5. Anything that touts itself as static resistant, stain resistant, flame retardant, or wrinkle-free is often treated with formaldehyde, perfluorinated chemicals (PFCs) like Teflon, nonylphenol ethoxylates (NPEs) and nonylphenols (NPs), or triclosan, according to The IFD Council, the world’s leading modest fashion and design council representing the Islamic economy. NPEs and NPs are absorbable through the skin and have been shown to be associated with reproductive and developmental effects in rodents, though studies in humans are inconclusive. Studies on factory workers who are exposed to triclosan suggest that regular exposure may contribute to increased cancer risk. Though, the Mayo Clinic says evidence is not strong enough to recommend avoiding this product.

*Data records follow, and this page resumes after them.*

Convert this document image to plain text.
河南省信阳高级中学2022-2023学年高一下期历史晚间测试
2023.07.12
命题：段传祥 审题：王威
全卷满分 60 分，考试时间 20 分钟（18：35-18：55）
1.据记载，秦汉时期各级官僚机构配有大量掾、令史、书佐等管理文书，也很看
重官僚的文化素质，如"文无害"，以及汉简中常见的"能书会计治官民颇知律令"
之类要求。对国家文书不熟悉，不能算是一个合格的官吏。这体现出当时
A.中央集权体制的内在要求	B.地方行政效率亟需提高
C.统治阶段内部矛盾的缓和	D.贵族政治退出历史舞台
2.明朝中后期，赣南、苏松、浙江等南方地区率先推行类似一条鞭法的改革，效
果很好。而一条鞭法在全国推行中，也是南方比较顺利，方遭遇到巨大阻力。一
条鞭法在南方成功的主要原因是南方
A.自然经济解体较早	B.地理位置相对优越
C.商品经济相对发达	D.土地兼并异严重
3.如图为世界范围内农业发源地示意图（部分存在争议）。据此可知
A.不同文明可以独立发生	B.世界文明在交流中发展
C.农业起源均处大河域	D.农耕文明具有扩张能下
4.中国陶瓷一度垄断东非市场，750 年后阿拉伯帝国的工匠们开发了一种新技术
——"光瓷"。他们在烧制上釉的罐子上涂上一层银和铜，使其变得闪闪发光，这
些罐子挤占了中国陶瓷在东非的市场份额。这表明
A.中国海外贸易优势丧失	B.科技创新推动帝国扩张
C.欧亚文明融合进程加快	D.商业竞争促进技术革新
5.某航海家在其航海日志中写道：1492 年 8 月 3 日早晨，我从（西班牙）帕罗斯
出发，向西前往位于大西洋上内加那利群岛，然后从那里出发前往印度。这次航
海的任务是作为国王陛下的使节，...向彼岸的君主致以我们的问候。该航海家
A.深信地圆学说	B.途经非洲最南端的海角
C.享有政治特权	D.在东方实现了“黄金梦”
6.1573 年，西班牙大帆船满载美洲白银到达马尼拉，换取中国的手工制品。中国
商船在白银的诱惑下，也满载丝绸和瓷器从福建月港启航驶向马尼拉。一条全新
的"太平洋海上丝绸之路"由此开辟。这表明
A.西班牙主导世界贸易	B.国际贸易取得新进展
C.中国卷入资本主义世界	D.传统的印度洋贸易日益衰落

Okay, by now you may find yourself suddenly getting itchy and wanting to purge your closet. Before you do that, we have some good news: There a lot of other fabrics that don’t have any icky things in them that you can wear in good faith.
Those include: cotton, silk, organic wool, hemp, alpaca, angora, camel, cashmere, mohair, flax, ramie, and aluyot. While chemicals can certainly also be found on so-called natural fabrics, they are less prevalent. Also, just because you’re wearing less harmful fabrics doesn’t mean you need to compromise price. There are plenty of brands doing great things in the way of cutting cost, not quality.
Our best advice is to start checking your clothing tags a bit more carefully. Your health could depend on it.